Ainsi, en seul événement se mêlait l’Occident, l’Asie, l’islam. « C’est cela le multiculturalisme, il n’y a pas besoin de le vouloir, il est là devant nous. Il faut vivre avec.»

Ainsi au fil de nombreuses anecdotes défilent devant nous les souffrances, les craintes et les espérances des hommes.

Par un côté, cet homme représente tous les hommes, il les a racontés dans ses romans. Prenez la pêine de vous rendre sur son site.

En conclusion, lisez ses romans, et lisez ou relisez « Le racisme raconté à ma fille ».

18.10.2008

Se transformer soi-même pour mieux transformer le monde

Matthieu Ricard était vraiment attendu aux Grandes Conférences. Il a été présenté comme un ami.

Il a commencé par rappeler succinctement son parcours. Il débute par une enfance remplie de rencontres intéressantes dans la maison familiale. Vinrent ensuite ses études scientifiques et son début professionnel comme chercheur. Mais cette vie le laissait insatisfait. Enfin, lors d’un voyage dans l’Himalaya, il fait la rencontre de maîtres bouddhistes, ce qui bouleversa sa vie. Considérant que la sérénité est plus importante que tout, il devint moine bouddhiste.

Son exposé continua par la description de la méditation. Celle-ci est une discipline par laquelle le moine, prenant de la distance avec l’agitation de la vie moderne, retire patiemment tous les idées désordonnées qui l‘encombrent pour retrouver le calme. Ainsi dégagé des toxines superflues, le moine est plus disponible et tourné vers les autres pour les aider. C’est l’altruisme et la compassion qui animent alors sa vie.

Dans une troisième partie, Matthieu Ricard parle de sa collaboration avec des scientifiques en neurologie.

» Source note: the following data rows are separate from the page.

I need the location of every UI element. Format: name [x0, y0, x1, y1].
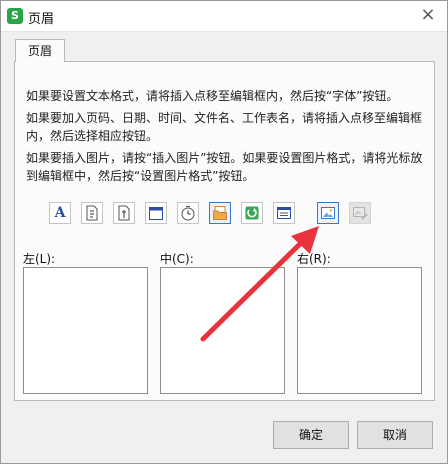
- page-count-button[interactable]: [113, 202, 135, 224]
- font-icon: A: [54, 205, 66, 221]
- ok-button[interactable]: 确定: [273, 421, 349, 449]
- left-section-editor[interactable]: [23, 267, 148, 394]
- file-path-button[interactable]: [209, 202, 231, 224]
- tab-panel: 如果要设置文本格式，请将插入点移至编辑框内，然后按“字体”按钮。 如果要加入页码…: [14, 61, 435, 401]
- font-button[interactable]: A: [49, 202, 71, 224]
- info-text-fields: 如果要加入页码、日期、时间、文件名、工作表名，请将插入点移至编辑框内，然后选择相…: [26, 111, 423, 143]
- wps-app-icon: S: [7, 8, 23, 24]
- page-number-button[interactable]: [81, 202, 103, 224]
- date-button[interactable]: [145, 202, 167, 224]
- format-picture-icon: [353, 207, 368, 220]
- info-text-format: 如果要设置文本格式，请将插入点移至编辑框内，然后按“字体”按钮。: [26, 89, 399, 103]
- right-section-editor[interactable]: [297, 267, 422, 394]
- sheet-tab-icon: [277, 207, 291, 219]
- page-number-icon: [86, 205, 98, 221]
- title-bar: S 页眉 ×: [1, 1, 447, 32]
- left-section-label: 左(L):: [23, 252, 56, 266]
- right-section-label: 右(R):: [297, 252, 331, 266]
- workbook-icon: [245, 206, 259, 220]
- file-name-button[interactable]: [241, 202, 263, 224]
- picture-icon: [321, 207, 335, 219]
- center-section-editor[interactable]: [160, 267, 285, 394]
- tab-header[interactable]: 页眉: [15, 39, 65, 62]
- time-button[interactable]: [177, 202, 199, 224]
- format-picture-button[interactable]: [349, 202, 371, 224]
- close-icon[interactable]: ×: [419, 6, 437, 24]
- dialog-title: 页眉: [28, 12, 55, 27]
- calendar-icon: [149, 207, 163, 220]
- center-section-label: 中(C):: [160, 252, 194, 266]
- folder-file-icon: [213, 206, 227, 220]
- info-text-picture: 如果要插入图片，请按“插入图片”按钮。如果要设置图片格式，请将光标放到编辑框中，…: [26, 151, 423, 183]
- header-dialog: S 页眉 × 页眉 如果要设置文本格式，请将插入点移至编辑框内，然后按“字体”按…: [0, 0, 448, 464]
- clock-icon: [181, 206, 195, 221]
- page-count-icon: [118, 205, 130, 221]
- sheet-name-button[interactable]: [273, 202, 295, 224]
- cancel-button[interactable]: 取消: [357, 421, 433, 449]
- insert-picture-button[interactable]: [317, 202, 339, 224]
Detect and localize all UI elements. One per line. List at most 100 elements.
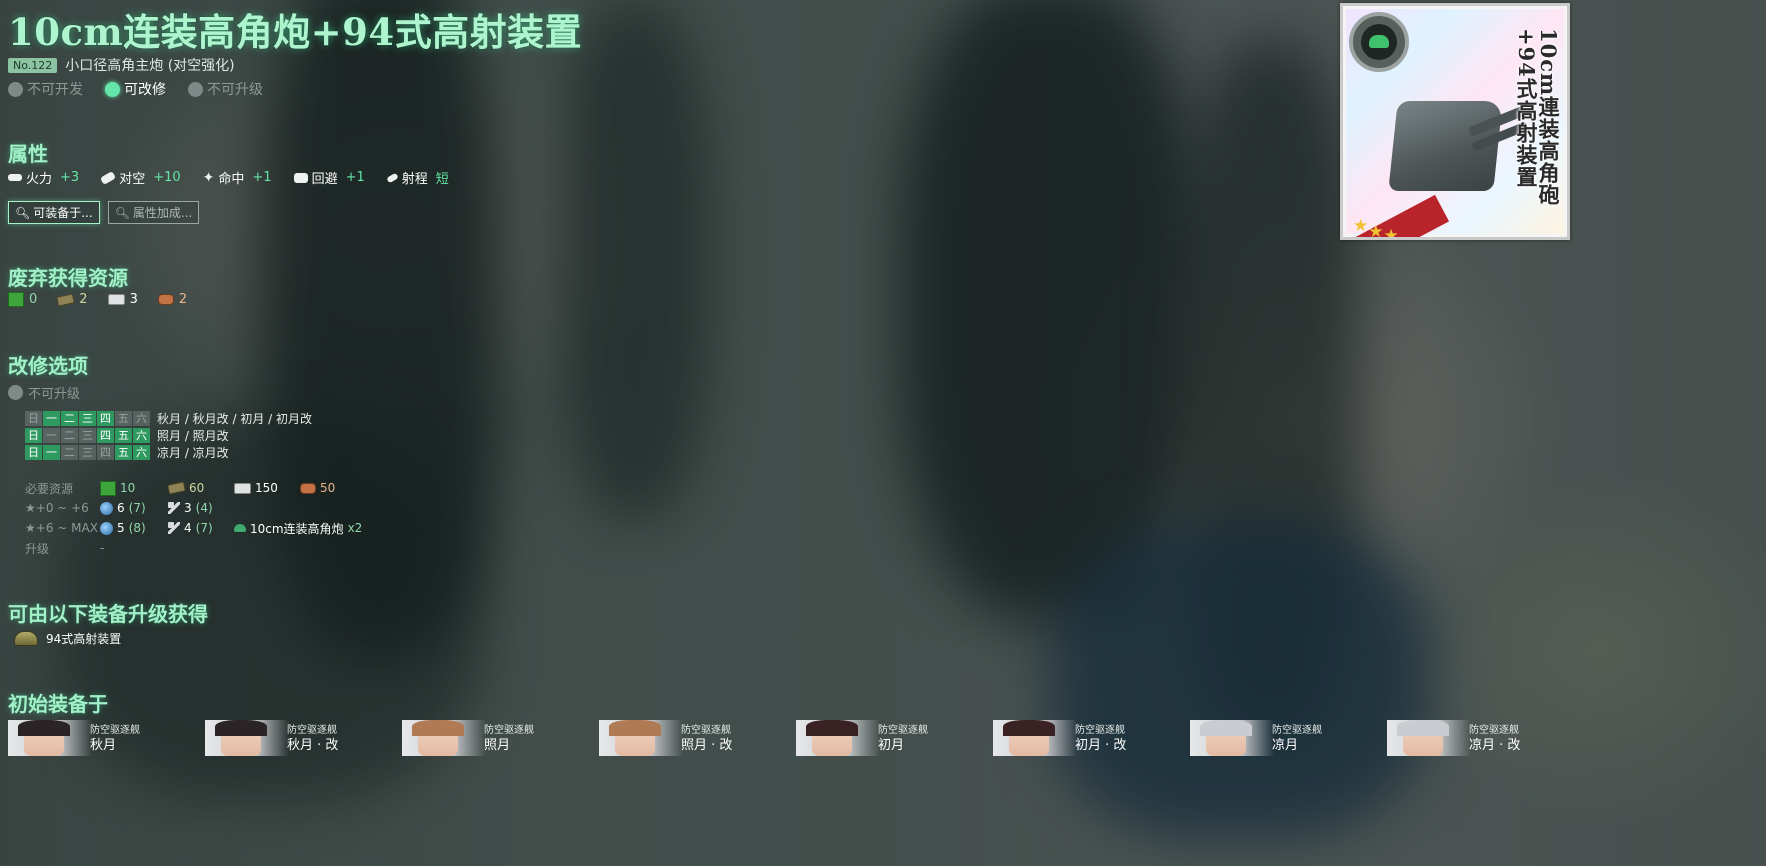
aa-fire-director-icon bbox=[14, 631, 38, 646]
scrap-fuel: 0 bbox=[8, 292, 37, 307]
ship-card[interactable]: 防空驱逐舰 秋月 · 改 bbox=[205, 720, 402, 756]
schedule-row: 日一二三四五六 秋月 / 秋月改 / 初月 / 初月改 bbox=[25, 410, 312, 427]
schedule-row: 日一二三四五六 凉月 / 凉月改 bbox=[25, 444, 312, 461]
steel-icon bbox=[107, 294, 125, 305]
accuracy-icon: ✦ bbox=[202, 169, 215, 186]
ship-type: 防空驱逐舰 bbox=[484, 725, 534, 736]
weekday-cell: 六 bbox=[133, 411, 150, 426]
ship-name: 初月 bbox=[878, 738, 905, 753]
weekday-cell: 一 bbox=[43, 428, 60, 443]
weekday-cell: 五 bbox=[115, 428, 132, 443]
equippable-ships-button[interactable]: 🔍︎ 可装备于... bbox=[8, 201, 100, 224]
requirement-stage2-row: ★+6 ~ MAX 5 (8) 4 (7) 10cm连装高角炮 x2 bbox=[25, 520, 363, 537]
scrap-bauxite: 2 bbox=[157, 292, 187, 307]
ship-banner-image bbox=[599, 720, 683, 756]
weekday-cell: 三 bbox=[79, 411, 96, 426]
weekday-cell: 二 bbox=[61, 445, 78, 460]
weekday-grid: 日一二三四五六 bbox=[25, 411, 151, 426]
equipment-number-badge: No.122 bbox=[8, 57, 58, 73]
weekday-cell: 二 bbox=[61, 411, 78, 426]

Ils cherchent à discerner si la méditation a un effet concret sur le cerveau et sur l’organisme du méditant. Matthieu Ricard espère que le caractère concret des observations permettra de faire comprendre que la méditation n’est pas une fuite de la réalité, mais une manière de s’y conformer et que cela incitera un plus grand nombre à s’y adonner.

En finale, il parle de Karuna, la fondation qu’il a créée. Elle aide les populations démunies, au Tibet et ailleurs, à construire des écoles, des dispensaires, des hôpitaux. Belle illustration de l’altruisme et de la compassion dont font preuve les moines bouddhistes.

 

Le mardi 14 octobre 2008 aux "Grandes Conférences Liégeoises".

Il est utile de rappeler deux livres de Matthieu Ricard. Avec son père il a écrit : “Le moine et le philosophe”.

Avec Trinh Xuan Thuan, que nous entendrons dans la cinquième conférence, il a écrit : “L’infini dans la paume de la main”.